Infraestrutura urbana avança, mas ainda é insuficiente
 
Na comparação com diversos municípios da Amazônia, Guajará-Mirim apresenta avanços importantes em arborização urbana. Cerca de 86,76% das vias possuem árvores, um dos melhores índices do estado.
 
Entretanto, os indicadores de saneamento e urbanização ainda estão distantes do ideal.
 
Apenas 7,8% dos domicílios contam com esgotamento sanitário adequado, enquanto somente 3,1% das vias urbanas possuem infraestrutura considerada completa, com pavimentação, calçadas, drenagem e meio-fio.
 
Esses números ajudam a explicar parte dos desafios observados na área da saúde pública.
 
Potencial estratégico para o futuro
 
A análise dos dados mostra que Guajará-Mirim possui características únicas que podem impulsionar seu desenvolvimento nos próximos anos.
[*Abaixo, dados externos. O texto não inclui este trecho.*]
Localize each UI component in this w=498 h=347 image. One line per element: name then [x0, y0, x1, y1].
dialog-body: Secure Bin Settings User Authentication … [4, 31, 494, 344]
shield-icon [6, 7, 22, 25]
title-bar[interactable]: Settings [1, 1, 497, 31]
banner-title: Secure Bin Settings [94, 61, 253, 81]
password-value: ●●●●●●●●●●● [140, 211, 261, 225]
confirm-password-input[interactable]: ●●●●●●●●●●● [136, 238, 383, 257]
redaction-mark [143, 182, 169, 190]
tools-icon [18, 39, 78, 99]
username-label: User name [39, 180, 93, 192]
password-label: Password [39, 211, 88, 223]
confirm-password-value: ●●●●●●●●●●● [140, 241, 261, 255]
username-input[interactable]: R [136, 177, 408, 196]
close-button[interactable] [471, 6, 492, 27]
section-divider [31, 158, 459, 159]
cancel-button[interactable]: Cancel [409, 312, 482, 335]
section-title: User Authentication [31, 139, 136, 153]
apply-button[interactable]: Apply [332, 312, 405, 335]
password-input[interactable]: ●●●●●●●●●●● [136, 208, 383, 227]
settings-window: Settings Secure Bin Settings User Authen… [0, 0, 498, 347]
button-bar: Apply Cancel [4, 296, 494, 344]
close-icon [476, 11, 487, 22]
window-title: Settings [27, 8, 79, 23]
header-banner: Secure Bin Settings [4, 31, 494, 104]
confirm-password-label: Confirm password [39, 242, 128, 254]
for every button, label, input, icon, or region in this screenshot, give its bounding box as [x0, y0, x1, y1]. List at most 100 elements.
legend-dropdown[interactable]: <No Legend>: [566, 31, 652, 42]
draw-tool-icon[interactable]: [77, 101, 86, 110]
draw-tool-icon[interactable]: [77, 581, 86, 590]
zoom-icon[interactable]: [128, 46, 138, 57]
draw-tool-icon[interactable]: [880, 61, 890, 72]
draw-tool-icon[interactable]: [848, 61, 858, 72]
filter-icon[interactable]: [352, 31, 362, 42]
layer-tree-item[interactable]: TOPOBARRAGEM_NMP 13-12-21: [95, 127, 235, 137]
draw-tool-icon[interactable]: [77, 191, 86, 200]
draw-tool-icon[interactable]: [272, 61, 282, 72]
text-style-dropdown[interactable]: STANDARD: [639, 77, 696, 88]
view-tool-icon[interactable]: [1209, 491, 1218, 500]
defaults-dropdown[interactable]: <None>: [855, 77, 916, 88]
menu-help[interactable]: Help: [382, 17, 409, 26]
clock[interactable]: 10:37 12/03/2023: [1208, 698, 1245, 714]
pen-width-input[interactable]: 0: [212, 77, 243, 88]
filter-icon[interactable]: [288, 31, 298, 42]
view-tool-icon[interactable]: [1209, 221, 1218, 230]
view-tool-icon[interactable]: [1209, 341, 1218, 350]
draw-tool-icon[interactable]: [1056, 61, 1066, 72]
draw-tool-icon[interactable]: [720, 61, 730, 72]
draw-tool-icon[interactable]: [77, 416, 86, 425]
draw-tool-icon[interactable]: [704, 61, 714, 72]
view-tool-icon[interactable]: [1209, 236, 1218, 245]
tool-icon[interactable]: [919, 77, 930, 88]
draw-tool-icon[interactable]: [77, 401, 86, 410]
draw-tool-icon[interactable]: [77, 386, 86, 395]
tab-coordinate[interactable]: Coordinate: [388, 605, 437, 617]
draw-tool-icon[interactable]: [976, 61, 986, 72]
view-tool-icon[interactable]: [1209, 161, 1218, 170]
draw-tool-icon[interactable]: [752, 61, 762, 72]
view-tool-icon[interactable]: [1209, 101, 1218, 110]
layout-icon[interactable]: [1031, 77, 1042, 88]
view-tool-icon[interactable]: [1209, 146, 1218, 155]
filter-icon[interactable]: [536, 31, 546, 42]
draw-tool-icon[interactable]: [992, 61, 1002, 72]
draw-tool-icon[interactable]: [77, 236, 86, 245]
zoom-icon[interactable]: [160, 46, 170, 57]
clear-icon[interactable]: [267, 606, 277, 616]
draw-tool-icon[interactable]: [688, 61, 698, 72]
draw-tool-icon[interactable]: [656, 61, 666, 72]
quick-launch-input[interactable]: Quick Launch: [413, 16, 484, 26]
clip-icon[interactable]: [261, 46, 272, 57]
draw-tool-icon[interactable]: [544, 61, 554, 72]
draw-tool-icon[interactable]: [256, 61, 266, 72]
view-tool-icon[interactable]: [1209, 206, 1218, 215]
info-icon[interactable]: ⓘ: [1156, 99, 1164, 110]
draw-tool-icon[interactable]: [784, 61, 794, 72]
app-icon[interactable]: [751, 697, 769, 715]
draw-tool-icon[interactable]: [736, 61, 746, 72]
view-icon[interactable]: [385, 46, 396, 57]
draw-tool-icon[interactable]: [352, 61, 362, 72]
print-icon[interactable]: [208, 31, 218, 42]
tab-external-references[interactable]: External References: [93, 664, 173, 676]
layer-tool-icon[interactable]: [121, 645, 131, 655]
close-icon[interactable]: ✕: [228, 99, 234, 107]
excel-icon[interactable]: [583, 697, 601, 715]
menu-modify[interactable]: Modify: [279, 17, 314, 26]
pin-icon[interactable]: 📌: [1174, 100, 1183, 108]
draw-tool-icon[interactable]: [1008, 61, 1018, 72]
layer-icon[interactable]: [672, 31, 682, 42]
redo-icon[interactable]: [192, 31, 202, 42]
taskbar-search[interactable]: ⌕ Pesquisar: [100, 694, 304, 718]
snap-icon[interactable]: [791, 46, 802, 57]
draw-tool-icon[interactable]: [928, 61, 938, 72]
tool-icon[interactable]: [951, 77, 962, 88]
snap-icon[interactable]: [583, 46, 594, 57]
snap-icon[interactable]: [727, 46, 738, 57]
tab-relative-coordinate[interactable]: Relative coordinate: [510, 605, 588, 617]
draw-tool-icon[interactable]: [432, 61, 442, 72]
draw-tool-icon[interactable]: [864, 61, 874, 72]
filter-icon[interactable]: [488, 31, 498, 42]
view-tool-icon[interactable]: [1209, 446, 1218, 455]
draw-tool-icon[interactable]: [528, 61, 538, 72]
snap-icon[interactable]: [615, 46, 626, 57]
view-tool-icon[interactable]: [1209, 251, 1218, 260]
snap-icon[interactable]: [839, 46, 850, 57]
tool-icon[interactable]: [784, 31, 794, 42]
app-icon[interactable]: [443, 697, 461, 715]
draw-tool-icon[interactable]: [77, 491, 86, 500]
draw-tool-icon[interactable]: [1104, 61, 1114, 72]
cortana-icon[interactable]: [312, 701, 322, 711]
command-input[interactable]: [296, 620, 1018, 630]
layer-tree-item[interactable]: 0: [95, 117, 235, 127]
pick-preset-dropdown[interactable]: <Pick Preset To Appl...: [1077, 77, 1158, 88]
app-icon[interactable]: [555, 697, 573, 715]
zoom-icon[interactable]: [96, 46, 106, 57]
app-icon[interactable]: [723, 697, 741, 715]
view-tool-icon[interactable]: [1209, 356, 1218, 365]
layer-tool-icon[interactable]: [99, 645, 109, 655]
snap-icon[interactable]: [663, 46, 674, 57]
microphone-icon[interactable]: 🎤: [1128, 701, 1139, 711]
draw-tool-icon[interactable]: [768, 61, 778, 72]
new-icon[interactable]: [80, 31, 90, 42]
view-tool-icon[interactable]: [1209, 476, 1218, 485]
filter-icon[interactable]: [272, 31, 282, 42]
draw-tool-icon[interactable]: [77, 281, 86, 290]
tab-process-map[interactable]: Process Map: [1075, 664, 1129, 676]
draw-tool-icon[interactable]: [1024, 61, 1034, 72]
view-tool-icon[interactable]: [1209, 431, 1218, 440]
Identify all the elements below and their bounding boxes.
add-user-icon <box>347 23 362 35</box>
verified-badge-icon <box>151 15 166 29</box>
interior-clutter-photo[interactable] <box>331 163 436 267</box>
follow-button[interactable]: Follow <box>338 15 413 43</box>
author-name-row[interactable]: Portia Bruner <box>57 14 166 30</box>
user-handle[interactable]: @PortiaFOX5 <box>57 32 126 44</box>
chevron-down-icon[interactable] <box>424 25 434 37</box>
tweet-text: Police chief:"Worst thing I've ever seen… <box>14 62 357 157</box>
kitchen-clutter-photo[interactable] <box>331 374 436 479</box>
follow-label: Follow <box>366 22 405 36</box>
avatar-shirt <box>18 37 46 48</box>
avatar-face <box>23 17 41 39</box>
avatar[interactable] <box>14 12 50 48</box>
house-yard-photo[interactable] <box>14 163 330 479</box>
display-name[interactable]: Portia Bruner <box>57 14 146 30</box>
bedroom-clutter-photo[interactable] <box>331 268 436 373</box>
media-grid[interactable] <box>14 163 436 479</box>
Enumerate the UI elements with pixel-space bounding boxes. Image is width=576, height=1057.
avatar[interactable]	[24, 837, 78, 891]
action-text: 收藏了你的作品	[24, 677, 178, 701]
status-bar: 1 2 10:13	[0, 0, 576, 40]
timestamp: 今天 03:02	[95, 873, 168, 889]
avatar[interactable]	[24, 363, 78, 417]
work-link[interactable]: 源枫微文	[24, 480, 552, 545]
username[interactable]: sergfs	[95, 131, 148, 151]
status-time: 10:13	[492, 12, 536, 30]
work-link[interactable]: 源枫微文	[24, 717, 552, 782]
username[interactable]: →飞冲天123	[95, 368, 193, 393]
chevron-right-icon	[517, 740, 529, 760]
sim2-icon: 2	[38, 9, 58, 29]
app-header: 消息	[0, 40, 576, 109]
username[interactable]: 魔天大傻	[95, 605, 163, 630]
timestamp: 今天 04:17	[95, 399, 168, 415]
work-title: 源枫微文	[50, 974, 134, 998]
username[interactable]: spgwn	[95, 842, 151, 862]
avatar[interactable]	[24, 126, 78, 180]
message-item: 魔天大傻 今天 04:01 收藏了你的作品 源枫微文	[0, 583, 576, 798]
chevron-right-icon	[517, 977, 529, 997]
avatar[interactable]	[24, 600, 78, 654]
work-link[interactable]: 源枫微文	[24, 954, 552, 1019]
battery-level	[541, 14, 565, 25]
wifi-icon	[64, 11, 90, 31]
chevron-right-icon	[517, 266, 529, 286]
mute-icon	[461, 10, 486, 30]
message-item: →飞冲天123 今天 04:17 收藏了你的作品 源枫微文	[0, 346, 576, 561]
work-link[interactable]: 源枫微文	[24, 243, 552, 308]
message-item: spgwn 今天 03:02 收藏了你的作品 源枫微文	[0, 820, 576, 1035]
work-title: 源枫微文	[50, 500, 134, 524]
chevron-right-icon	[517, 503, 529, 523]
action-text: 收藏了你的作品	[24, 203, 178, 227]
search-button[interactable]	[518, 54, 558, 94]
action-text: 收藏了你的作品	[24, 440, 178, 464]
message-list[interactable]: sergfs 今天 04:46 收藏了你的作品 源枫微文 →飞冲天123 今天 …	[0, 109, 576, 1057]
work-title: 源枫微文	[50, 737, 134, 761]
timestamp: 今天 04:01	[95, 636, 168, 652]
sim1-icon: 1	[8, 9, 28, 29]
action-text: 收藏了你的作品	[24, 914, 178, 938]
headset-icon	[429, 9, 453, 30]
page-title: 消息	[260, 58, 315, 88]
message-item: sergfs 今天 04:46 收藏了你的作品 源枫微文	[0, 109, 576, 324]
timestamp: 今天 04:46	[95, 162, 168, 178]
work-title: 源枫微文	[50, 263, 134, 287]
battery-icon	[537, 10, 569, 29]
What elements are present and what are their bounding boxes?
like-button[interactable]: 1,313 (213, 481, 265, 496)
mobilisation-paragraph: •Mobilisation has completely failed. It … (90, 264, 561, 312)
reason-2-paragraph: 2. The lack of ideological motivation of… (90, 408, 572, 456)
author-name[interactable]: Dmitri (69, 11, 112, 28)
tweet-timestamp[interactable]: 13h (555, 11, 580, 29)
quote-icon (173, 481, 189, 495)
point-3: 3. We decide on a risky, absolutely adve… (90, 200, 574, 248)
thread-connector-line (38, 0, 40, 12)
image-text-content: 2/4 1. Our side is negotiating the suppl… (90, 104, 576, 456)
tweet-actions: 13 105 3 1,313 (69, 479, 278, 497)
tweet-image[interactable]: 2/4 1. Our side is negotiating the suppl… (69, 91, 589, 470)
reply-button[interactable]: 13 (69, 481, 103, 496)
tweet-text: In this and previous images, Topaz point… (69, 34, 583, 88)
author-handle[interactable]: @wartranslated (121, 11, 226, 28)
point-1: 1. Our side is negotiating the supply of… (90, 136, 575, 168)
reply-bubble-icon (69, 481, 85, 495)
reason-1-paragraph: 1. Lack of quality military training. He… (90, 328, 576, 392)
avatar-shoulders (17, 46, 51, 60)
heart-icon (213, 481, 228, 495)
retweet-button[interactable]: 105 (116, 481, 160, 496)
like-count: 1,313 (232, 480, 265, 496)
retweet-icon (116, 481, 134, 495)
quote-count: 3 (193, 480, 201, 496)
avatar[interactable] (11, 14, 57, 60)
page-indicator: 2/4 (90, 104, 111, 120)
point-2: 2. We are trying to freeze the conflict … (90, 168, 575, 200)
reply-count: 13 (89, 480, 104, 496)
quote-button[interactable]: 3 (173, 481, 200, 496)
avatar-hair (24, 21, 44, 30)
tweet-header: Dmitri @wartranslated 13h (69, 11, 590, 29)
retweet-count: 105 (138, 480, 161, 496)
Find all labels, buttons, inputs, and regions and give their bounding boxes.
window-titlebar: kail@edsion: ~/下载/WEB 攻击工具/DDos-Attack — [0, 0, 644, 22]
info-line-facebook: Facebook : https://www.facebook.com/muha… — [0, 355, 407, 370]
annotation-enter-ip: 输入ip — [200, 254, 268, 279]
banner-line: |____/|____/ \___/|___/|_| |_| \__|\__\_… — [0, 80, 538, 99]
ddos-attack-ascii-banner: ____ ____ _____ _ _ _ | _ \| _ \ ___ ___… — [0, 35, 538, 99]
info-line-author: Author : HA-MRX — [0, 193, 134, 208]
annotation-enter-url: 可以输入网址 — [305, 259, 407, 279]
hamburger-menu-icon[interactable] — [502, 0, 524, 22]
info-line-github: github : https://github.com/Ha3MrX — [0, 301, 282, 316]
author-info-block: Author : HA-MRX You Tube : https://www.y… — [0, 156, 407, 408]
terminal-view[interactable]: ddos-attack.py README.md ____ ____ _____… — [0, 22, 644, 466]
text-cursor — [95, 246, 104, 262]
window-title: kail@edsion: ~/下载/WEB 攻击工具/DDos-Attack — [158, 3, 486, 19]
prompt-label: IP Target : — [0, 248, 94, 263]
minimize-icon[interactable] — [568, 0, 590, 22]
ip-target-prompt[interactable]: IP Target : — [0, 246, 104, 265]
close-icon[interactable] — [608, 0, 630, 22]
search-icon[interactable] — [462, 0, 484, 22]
A localização estratégica na fronteira internacional, a riqueza cultural representada pelas comunidades indígenas e quilombolas, o crescimento populacional e a importância histórica do município são ativos relevantes para atrair investimentos e fortalecer o turismo.
 
Ao mesmo tempo, os indicadores apontam que os maiores desafios estão concentrados na melhoria da qualidade da educação, na ampliação do saneamento básico e no fortalecimento das políticas públicas de saúde.
 
Com o segundo maior território de Rondônia e uma posição estratégica na integração entre Brasil e Bolívia, Guajará-Mirim reúne condições para ampliar seu protagonismo regional. O desafio será transformar seu potencial geográfico e cultural em desenvolvimento econômico e social capaz de melhorar a qualidade de vida da população.
Direito ao esquecimento
Elizeu Sampaio - 16/06/2026 10:39
Guajará-Mirim tem um potencial incrível para turismo, turismo de pesca e uma história incrível. Uma pena que não têm os investimentos necessários, prefeitos e vereadores entraram, saíram, e continua uma verdadeira patifaria com o dinheiro público. Pessoas ditas "importantes" do município impedem qualquer um de montar seu negócio, até mesmo um consultório sem a "benção" dos antigos que se acham "donos do município". Precisam melhorar muito nossa Guajará-Mirim.